Strange things begin to happen in Lillian following the train wreck. For some reason, the local dogs have disappeared. The engines have been stripped from the cars on the local dealership. TV sets have gone missing from the local electronics stores. People have also gone missing, including the Sheriff. As the Sheriff's deputy, Joe's dad Jack Lamb (Kyle Chandler) is on a mission to find out what's going on in Lillian. A heavy concentration of military personnel arrive after the crash, scanning the town with Geiger counters and tanks. There are mysterious red semi-trucks, all painted with the same symbol (three white circles in a triangular shape) that also arrive in Lillian. Jack attempts to get information from Lt. Nelec (Noah Emmerich), but to no avail.
**BIG SPOILERS HERE** If you're smart enough, you can pretty much figure out what's going on in Lillian: There's a big, scary creature running around. Conveniently (or is it lazily?) J.J. Abrams works the entire explanation for this creature into the script. When Joe and his friends head back to Lillian after the town is evacuated, they get their hands on Dr. Woodward's research. They proceed to watch a film, narrated by Woodward, that details the life of the creature. After crash-landing on Earth, the creature is held captive by the U.S. Air Force for research. After making physical contact with the creature, Dr. Woodward is able to understand - psychically, he claims - that all the creature wants to do is fix his ship and go home. So, it turns out that when Dr. Woodward took his small white truck up the tracks, he was trying to set the creature free (it was being transported to the base for more research). Oh, and those mysterious white cubes? Well, it turns out they are able to form themselves into any solid material or shape. They're like little mini-shapeshifter-thingamajiggs.

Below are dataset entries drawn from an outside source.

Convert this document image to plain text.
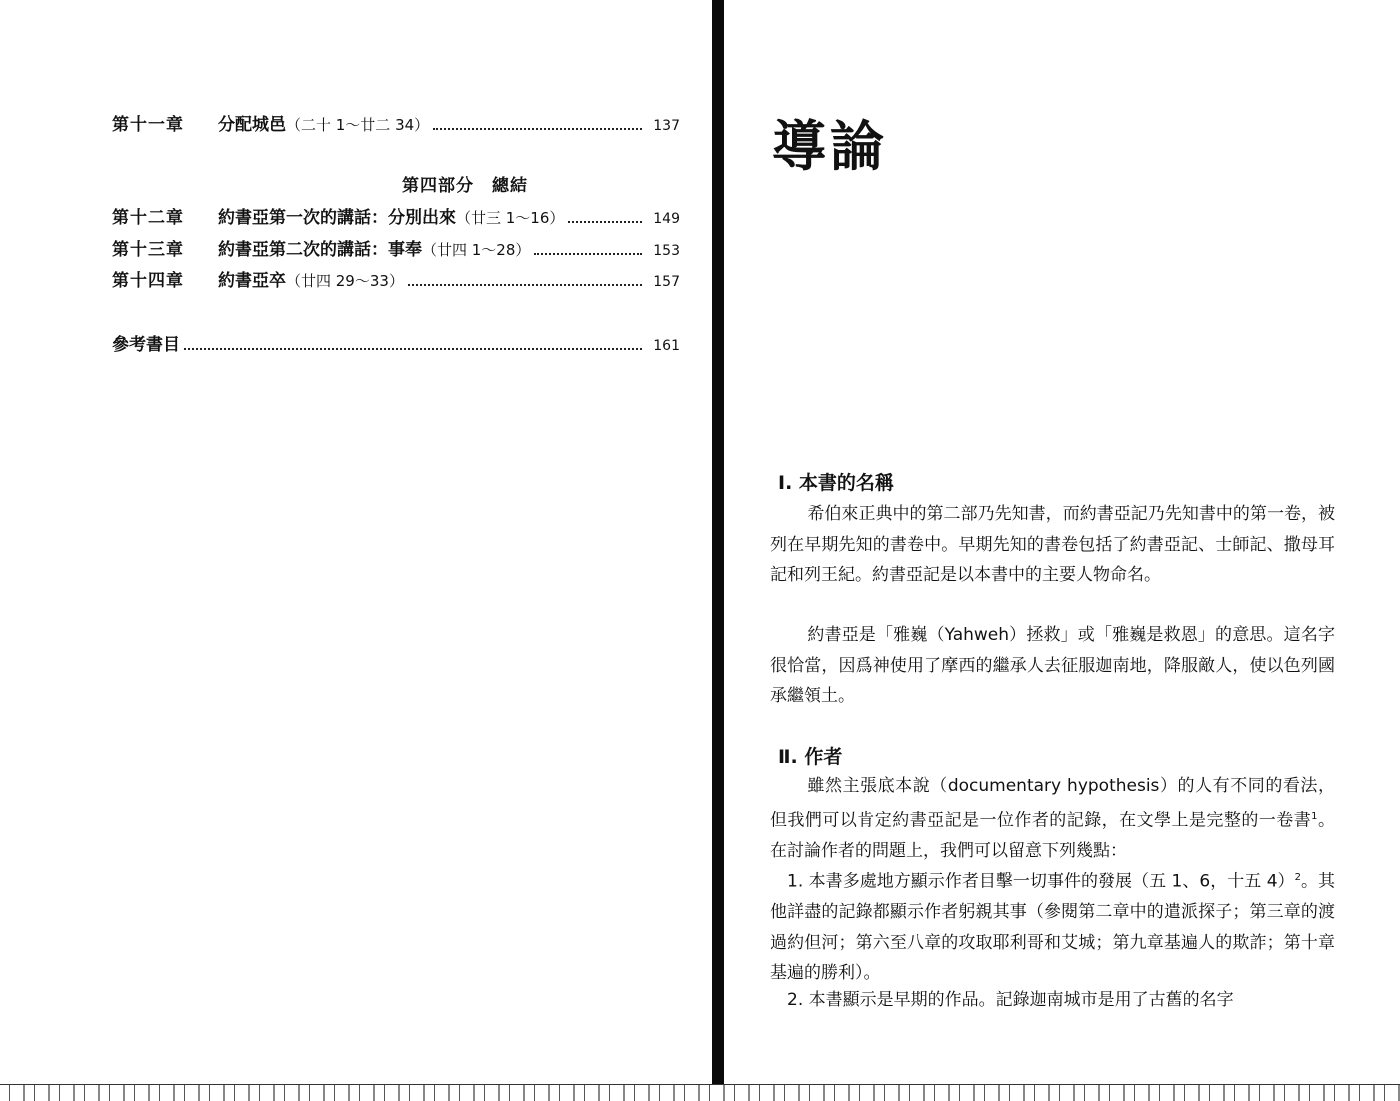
第十一章	分配城邑 （二十 1～廿二 34）	137
第四部分　總結
第十二章	約書亞第一次的講話：分別出來 （廿三 1～16）	149
第十三章	約書亞第二次的講話：事奉 （廿四 1～28）	153
第十四章	約書亞卒 （廿四 29～33）	157
參考書目	161
導論
Ⅰ. 本書的名稱

希伯來正典中的第二部乃先知書，而約書亞記乃先知書中的第一卷，被列在早期先知的書卷中。早期先知的書卷包括了約書亞記、士師記、撒母耳記和列王紀。約書亞記是以本書中的主要人物命名。

約書亞是「雅巍（Yahweh）拯救」或「雅巍是救恩」的意思。這名字很恰當，因爲神使用了摩西的繼承人去征服迦南地，降服敵人，使以色列國承繼領土。

Ⅱ. 作者

雖然主張底本說（documentary hypothesis）的人有不同的看法，但我們可以肯定約書亞記是一位作者的記錄，在文學上是完整的一卷書$^1$。在討論作者的問題上，我們可以留意下列幾點：

1. 本書多處地方顯示作者目擊一切事件的發展（五 1、6，十五 4）$^2$。其他詳盡的記錄都顯示作者躬親其事（參閱第二章中的遣派探子；第三章的渡過約但河；第六至八章的攻取耶利哥和艾城；第九章基遍人的欺詐；第十章基遍的勝利）。

2. 本書顯示是早期的作品。記錄迦南城市是用了古舊的名字
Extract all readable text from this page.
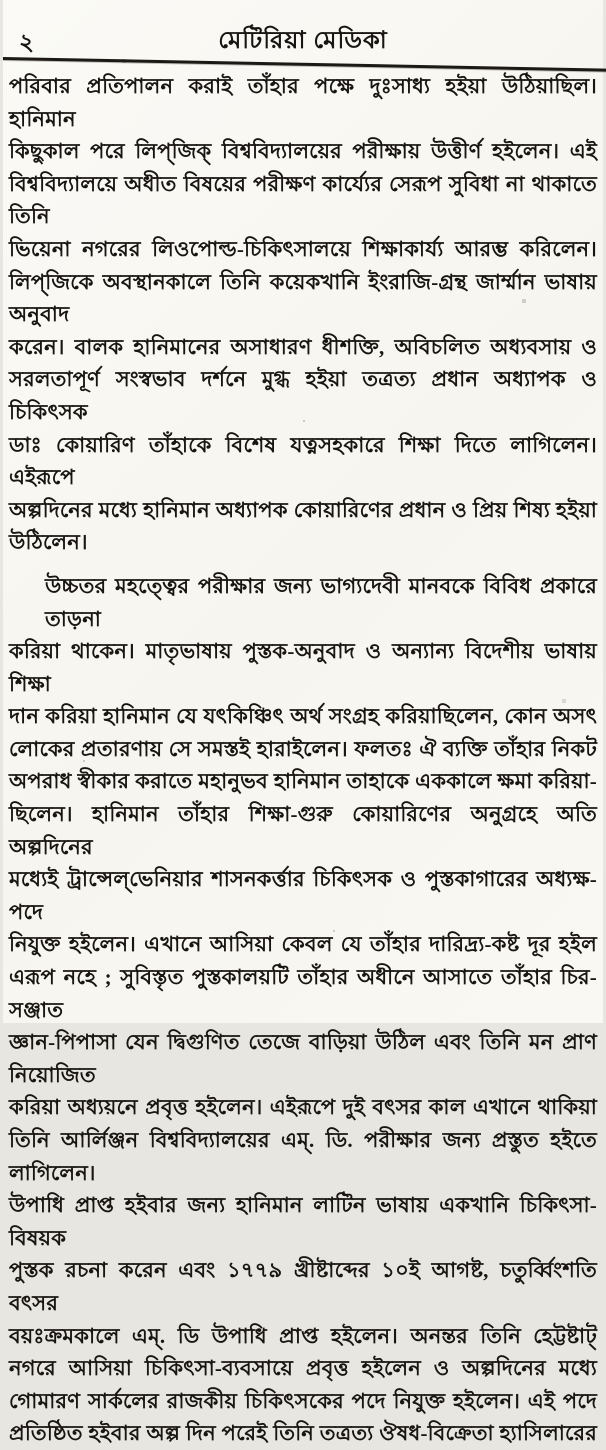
২	মেটিরিয়া মেডিকা
পরিবার প্রতিপালন করাই তাঁহার পক্ষে দুঃসাধ্য হইয়া উঠিয়াছিল। হানিমান
কিছুকাল পরে লিপ্‌জিক্‌ বিশ্ববিদ্যালয়ের পরীক্ষায় উত্তীর্ণ হইলেন। এই
বিশ্ববিদ্যালয়ে অধীত বিষয়ের পরীক্ষণ কার্য্যের সেরূপ সুবিধা না থাকাতে তিনি
ভিয়েনা নগরের লিওপোল্ড-চিকিৎসালয়ে শিক্ষাকার্য্য আরম্ভ করিলেন।
লিপ্‌জিকে অবস্থানকালে তিনি কয়েকখানি ইংরাজি-গ্রন্থ জার্ম্মান ভাষায় অনুবাদ
করেন। বালক হানিমানের অসাধারণ ধীশক্তি, অবিচলিত অধ্যবসায় ও
সরলতাপূর্ণ সংস্বভাব দর্শনে মুগ্ধ হইয়া তত্রত্য প্রধান অধ্যাপক ও চিকিৎসক
ডাঃ কোয়ারিণ তাঁহাকে বিশেষ যত্নসহকারে শিক্ষা দিতে লাগিলেন। এইরূপে
অল্পদিনের মধ্যে হানিমান অধ্যাপক কোয়ারিণের প্রধান ও প্রিয় শিষ্য হইয়া
উঠিলেন।
উচ্চতর মহত্ত্বের পরীক্ষার জন্য ভাগ্যদেবী মানবকে বিবিধ প্রকারে তাড়না
করিয়া থাকেন। মাতৃভাষায় পুস্তক-অনুবাদ ও অন্যান্য বিদেশীয় ভাষায় শিক্ষা
দান করিয়া হানিমান যে যৎকিঞ্চিৎ অর্থ সংগ্রহ করিয়াছিলেন, কোন অসৎ
লোকের প্রতারণায় সে সমস্তই হারাইলেন। ফলতঃ ঐ ব্যক্তি তাঁহার নিকট
অপরাধ স্বীকার করাতে মহানুভব হানিমান তাহাকে এককালে ক্ষমা করিয়া-
ছিলেন। হানিমান তাঁহার শিক্ষা-গুরু কোয়ারিণের অনুগ্রহে অতি অল্পদিনের
মধ্যেই ট্রান্সেল্‌ভেনিয়ার শাসনকর্ত্তার চিকিৎসক ও পুস্তকাগারের অধ্যক্ষ-পদে
নিযুক্ত হইলেন। এখানে আসিয়া কেবল যে তাঁহার দারিদ্র্য-কষ্ট দূর হইল
এরূপ নহে ; সুবিস্তৃত পুস্তকালয়টি তাঁহার অধীনে আসাতে তাঁহার চির-সঞ্জাত
জ্ঞান-পিপাসা যেন দ্বিগুণিত তেজে বাড়িয়া উঠিল এবং তিনি মন প্রাণ নিয়োজিত
করিয়া অধ্যয়নে প্রবৃত্ত হইলেন। এইরূপে দুই বৎসর কাল এখানে থাকিয়া
তিনি আর্লিঞ্জন বিশ্ববিদ্যালয়ের এম্. ডি. পরীক্ষার জন্য প্রস্তুত হইতে লাগিলেন।
উপাধি প্রাপ্ত হইবার জন্য হানিমান লাটিন ভাষায় একখানি চিকিৎসা-বিষয়ক
পুস্তক রচনা করেন এবং ১৭৭৯ খ্রীষ্টাব্দের ১০ই আগষ্ট, চতুর্ব্বিংশতি বৎসর
বয়ঃক্রমকালে এম্. ডি উপাধি প্রাপ্ত হইলেন। অনন্তর তিনি হেট্টষ্টাট্‌
নগরে আসিয়া চিকিৎসা-ব্যবসায়ে প্রবৃত্ত হইলেন ও অল্পদিনের মধ্যে
গোমারণ সার্কলের রাজকীয় চিকিৎসকের পদে নিযুক্ত হইলেন। এই পদে
প্রতিষ্ঠিত হইবার অল্প দিন পরেই তিনি তত্রত্য ঔষধ-বিক্রেতা হ্যাসিলারের
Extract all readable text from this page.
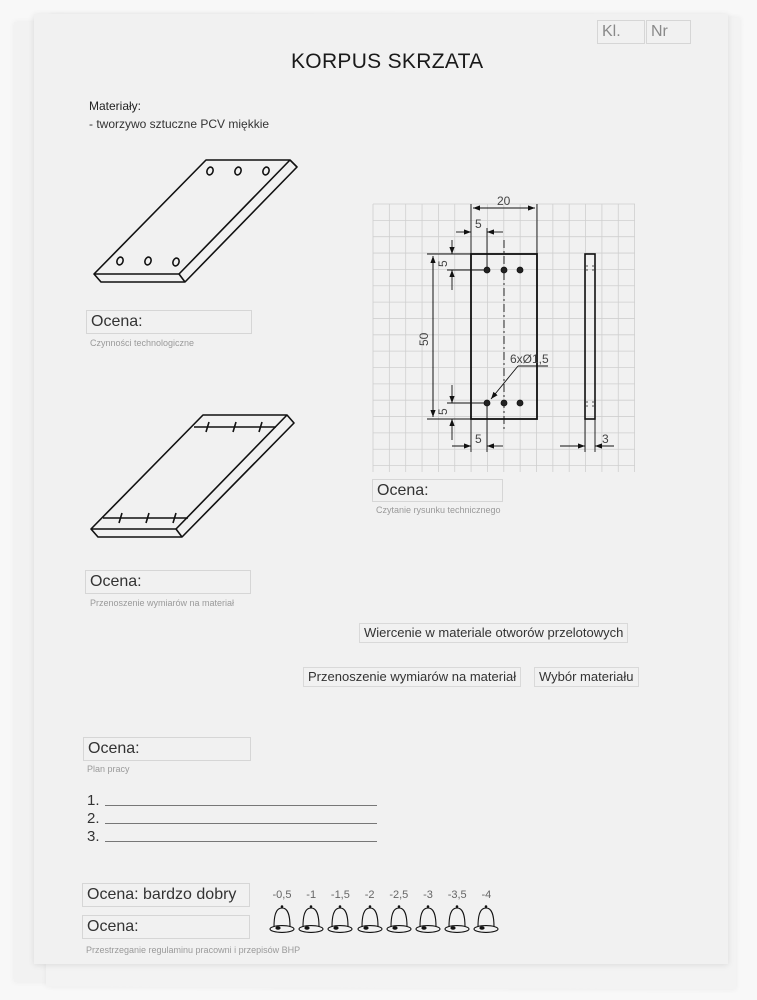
Kl.	Nr
KORPUS SKRZATA
Materiały:
- tworzywo sztuczne PCV miękkie
Ocena:
Czynności technologiczne
20
5
5
50
5
5
6xØ1,5
3
Ocena:
Czytanie rysunku technicznego
Ocena:
Przenoszenie wymiarów na materiał
Wiercenie w materiale otworów przelotowych
Przenoszenie wymiarów na materiał	Wybór materiału
Ocena:
Plan pracy
1.
2.
3.
Ocena: bardzo dobry
Ocena:
Przestrzeganie regulaminu pracowni i przepisów BHP
-0,5	-1	-1,5	-2	-2,5	-3	-3,5	-4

**BIG SPOILERS HERE** It was a little disappointing, this whole alien thing. I'll give props to Abrams for the build-up (Hey "Lost" fans! I think you understand this), but not the unveiling. So, this whole time, it was just a lonely alien who's trying to get back home?! How unimaginative. Not only that, but the alien itself looked like a cross between an Ent, an Orc, and one of those Garthim critters from "The Dark Crystal." So, all the electronic devices that went missing were being used by the alien to recreate a model of his spaceship. That's it. That's the big secret. I know. Me too.
What saves this movie from near-mediocrity is the incredible young cast. Joel Courtney and Elle Fanning, especially. It's always fun to watch a group of kids discover something cool or go on an adventure. I mentioned "Stand By Me" earlier, but I'd also like to mention "The Goonies." Joe and his friends have to learn how to survive fairly quickly, but not without a sense of humor and curiousity. It's the epitome of adventure. I really hope we see more of Joel Courtney, and I hope that he doesn't go the way Henry Thomas. The special effects are the other saving grace of "Super 8." Thank goodness that Spielberg gave J.J. some assistance. I don't think Abrams would have pulled this off without Amblin. "Super 8" has a lot going on, and nothing going on all at the same time. For pure entertainment value, I'm going to go ahead and give it my blessing.